I really love working through Project Euler problems and coding the solutions to them. That, and very recently making a Game boy emulator in Rust. Never had any clue how emulators work and it's just so much fun.
Embedded systems with Elixir/Nerves. Fun to work with and the business opportunities are endless. My current startup measures the content of water in storage tanks with a realtime dashboard for vineyards.
Test automation in the browser without use of third party libraries or frameworks. Just a test runner in Node sending tests to the browser in localhost that execute user events in the DOM
code analysis and transformation tools. I love working with code as data; there's something magical about being able to do deeper things with the code than the actual language interpreter or compiler typically does.
As of recent I've been weirdly fascinated with codecs, serialization protocols, file formats, and the like.

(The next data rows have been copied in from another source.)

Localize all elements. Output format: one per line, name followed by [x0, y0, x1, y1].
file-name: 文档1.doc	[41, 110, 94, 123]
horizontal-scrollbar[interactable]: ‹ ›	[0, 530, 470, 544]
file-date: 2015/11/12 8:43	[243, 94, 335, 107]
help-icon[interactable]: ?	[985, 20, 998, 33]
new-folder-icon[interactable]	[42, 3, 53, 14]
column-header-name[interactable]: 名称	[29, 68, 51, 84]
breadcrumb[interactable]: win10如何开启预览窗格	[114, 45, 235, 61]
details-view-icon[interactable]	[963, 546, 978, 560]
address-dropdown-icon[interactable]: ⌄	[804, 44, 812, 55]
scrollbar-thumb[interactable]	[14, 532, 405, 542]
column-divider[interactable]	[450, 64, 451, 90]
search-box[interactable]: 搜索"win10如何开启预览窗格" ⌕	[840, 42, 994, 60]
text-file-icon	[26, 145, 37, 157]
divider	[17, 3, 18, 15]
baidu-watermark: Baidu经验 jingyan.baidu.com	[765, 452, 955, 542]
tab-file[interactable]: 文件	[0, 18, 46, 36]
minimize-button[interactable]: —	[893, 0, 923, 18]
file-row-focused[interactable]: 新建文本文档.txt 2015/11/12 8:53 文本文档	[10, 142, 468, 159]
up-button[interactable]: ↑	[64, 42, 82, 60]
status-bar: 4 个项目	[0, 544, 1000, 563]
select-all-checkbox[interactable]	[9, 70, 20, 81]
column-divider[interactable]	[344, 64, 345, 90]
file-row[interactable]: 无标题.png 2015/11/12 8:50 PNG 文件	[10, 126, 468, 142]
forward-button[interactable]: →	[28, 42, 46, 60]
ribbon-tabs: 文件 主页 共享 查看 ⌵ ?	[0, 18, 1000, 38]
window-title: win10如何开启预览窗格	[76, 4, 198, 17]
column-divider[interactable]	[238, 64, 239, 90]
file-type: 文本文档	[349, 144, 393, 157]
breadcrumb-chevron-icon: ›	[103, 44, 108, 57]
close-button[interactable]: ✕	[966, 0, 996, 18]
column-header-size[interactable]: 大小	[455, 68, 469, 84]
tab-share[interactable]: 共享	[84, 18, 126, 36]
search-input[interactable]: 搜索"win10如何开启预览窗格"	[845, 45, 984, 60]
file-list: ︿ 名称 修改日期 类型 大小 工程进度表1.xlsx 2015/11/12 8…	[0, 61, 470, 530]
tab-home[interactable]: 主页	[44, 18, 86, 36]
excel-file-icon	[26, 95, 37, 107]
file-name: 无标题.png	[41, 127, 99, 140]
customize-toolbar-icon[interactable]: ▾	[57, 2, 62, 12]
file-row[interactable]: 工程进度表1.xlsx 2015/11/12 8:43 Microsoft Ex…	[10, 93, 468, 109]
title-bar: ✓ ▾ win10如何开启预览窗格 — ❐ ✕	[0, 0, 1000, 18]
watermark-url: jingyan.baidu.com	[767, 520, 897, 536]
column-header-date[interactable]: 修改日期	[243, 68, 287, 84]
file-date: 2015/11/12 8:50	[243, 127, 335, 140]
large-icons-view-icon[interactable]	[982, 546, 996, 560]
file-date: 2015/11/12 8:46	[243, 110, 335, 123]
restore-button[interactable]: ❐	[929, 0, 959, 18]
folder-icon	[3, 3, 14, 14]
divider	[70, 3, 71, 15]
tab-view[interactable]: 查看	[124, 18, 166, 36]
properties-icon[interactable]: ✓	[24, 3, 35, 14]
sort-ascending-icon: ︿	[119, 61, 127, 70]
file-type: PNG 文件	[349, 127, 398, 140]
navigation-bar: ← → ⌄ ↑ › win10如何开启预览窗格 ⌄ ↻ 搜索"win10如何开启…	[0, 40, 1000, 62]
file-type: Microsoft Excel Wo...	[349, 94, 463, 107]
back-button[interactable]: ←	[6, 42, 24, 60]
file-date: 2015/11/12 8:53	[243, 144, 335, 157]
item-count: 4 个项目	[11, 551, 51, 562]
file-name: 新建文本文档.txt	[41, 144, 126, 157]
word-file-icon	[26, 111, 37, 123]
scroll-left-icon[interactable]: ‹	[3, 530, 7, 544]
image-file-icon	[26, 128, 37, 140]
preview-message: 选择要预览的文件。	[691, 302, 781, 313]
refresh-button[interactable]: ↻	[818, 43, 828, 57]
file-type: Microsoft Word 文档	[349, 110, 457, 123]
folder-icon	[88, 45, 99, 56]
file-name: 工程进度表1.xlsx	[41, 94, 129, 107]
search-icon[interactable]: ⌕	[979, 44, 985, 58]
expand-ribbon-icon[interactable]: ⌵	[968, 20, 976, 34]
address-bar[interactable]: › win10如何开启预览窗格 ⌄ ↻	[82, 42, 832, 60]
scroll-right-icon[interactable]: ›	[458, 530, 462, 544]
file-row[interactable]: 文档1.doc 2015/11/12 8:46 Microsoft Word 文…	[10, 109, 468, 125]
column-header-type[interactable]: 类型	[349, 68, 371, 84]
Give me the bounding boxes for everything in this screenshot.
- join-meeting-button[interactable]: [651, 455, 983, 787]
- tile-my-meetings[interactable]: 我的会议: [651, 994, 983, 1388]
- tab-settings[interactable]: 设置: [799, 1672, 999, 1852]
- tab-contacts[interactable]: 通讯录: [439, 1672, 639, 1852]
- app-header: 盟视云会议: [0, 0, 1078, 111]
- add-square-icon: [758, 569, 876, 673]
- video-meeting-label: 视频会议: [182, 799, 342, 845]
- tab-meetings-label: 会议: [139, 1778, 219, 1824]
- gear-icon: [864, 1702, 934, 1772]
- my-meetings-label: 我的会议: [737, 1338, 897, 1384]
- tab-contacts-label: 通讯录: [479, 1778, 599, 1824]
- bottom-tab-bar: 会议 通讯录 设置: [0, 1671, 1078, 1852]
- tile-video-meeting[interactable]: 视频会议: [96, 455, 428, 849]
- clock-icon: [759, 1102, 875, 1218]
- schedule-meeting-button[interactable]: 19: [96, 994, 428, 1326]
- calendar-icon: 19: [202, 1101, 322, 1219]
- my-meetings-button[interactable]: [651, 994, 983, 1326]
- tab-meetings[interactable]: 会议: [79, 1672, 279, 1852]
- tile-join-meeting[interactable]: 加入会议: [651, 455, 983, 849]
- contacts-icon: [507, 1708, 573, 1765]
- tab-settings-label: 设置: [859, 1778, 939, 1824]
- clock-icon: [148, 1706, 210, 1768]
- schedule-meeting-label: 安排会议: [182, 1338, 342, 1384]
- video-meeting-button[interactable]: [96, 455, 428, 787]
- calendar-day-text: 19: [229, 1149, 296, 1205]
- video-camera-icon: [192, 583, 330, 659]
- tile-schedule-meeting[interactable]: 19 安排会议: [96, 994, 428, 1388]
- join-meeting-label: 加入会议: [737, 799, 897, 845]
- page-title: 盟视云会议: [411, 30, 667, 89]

It scratches that low-level hacking itch (I spent most of my professional programming in web dev space) without as much commitment to electronics (used to be super big into arduino but I find that's harder to pick up and put down).
I've started hacking on my own container format (yeah, I know, xkcd927), after finding it super frustrating to embed arbitrary time-synched data streams into mp4/matroska/ogg/etc. Also it bugs me how crusty, complicated, and arcane mp4 is, and at the same time, mastroska and ogg are weirdly opaque given how they are supposed to be open standards.
Obscure operating systems and programming languages. I've spent a fair amount of time recently deep diving Temple OS and Holy C which a large chunk of the former was written in. I don't care much for Holy C but I have learned things reading through Terry Davis' implementation of it.